Wednesday, December 9, 2015

Total Control v. No Control: A Case Study Contrasting Law Students and Law Schools

Here is an article about law school lawsuits and transparency.  Without being explicit about it, it provides a good compare-and-contrast about the guilt and innocence of various parties getting screwed currently.

First, consider law schools, who have been the unfortunate victims of a sudden global economic meltdown seven years ago that has caused a disruption in the willingness of students to sign up for models and bottles.

Law schools are trying their hardest to give transparent data, but simply have no control over certain things.  Consider:
Barry Currier, managing director of accreditation and legal education at the ABA, said the organization isn't done improving the employment data it releases, but warned that more information would not necessarily help prospective students.
[S]ome of the criticism of schools fails to account for changes in the job market for law school graduates.

"We're letting our concerns about employment and the job market, over which law schools have no control, drive too much of this conversation," he said. (emphasis added)
Sure, some snarky practicing lawyer on a blog somewhere might argue that law schools are essential in controlling the supply of new lawyers, a key variable in the employability of young lawyers, but this is the managing director of accreditation at the ABA.  He's not going to mislead you; if he says law schools have no control over the situation, they have no control over the situation.  Whether they put out 10 graduates or 10 million, they simply cannot create jobs.  Jesus, what are you, stupid?

That's an example of no control.

Now, consider the law student who ignores piles of information:
Nikki Nguyen left a $50,000-a-year job at Boeing Co. in 2006 to pursue a law degree at Thomas Jefferson School of Law...

Instead, she struggled for more than a year to find a job after she graduated and watched her student loan debt of over $180,000 balloon.

Nguyen, 34, is among 12 former Thomas Jefferson students who are suing the university in a California court, accusing it of inflating its graduates' employment figures and salaries to attract students.

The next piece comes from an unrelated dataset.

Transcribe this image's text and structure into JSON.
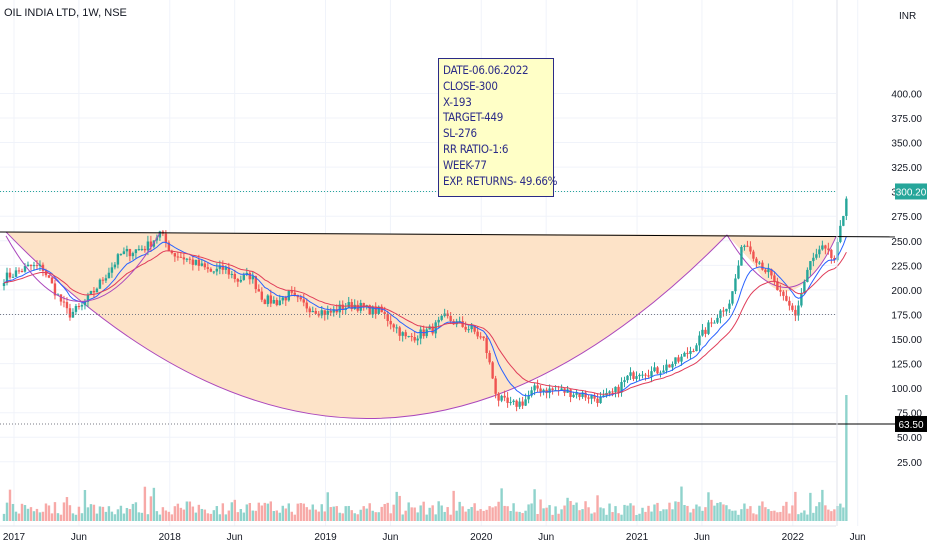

"They weren't transparent," said Nguyen, whose case is scheduled to go to trial in March. "People who have a dream of law school should go into it with their eyes wide open."
Ma'am, you were a sophisticated consumer, as shown by your gainful employment at an above-median salary.  Thomas Jefferson didn't hide numbers on your loan documents and made at least an effort to comply with existing guidelines.  If you didn't have sufficient data to decide to enroll in Thomas Jefferson and claim your ticket on the million dollar express, you should have spent hours upon hours researching TJLS graduates, talking to successful local lawyers, and hacking into TJLS computer systems to verify that they weren't bullshitting you when they said 95% employed or whatever it was they claimed.

Unlike law schools, who have no control over the future and had no information that would have suggested a possible change in fortunes post-2005, law students have all the data out there to make sound financial decisions as sophisticated consumers and have for some time.

Total control.

If history is a lie that all agree upon, then law schools will never be history, because they are the truth.


  1. LSTC, your analysis is flawless, as usual. Keep 'em coming.

  2. I think we can all agree that law school is a terrific education. You learn the nuts and bolts of how our nation operates. However, for raw data, employment and income, talk to any solo or small firm lawyer. Look at the data. Pop open any Yellow Pages or look at the number of registered lawyers in your state and compare it to other professions that most adults will utilize over and over again. In other words, sustainable work that will generate a reliable income year after year to pay 180K in student loans and 5 bills monthly for a Bronze Level Obama Care Plan. The law is not that right now and for the foreseeable future.

  3. Amusing. But be careful. The type of applicant who would fall for this malarkey -- the type who would take The Onion at face value -- probably isn't smart enough to catch on to this piece.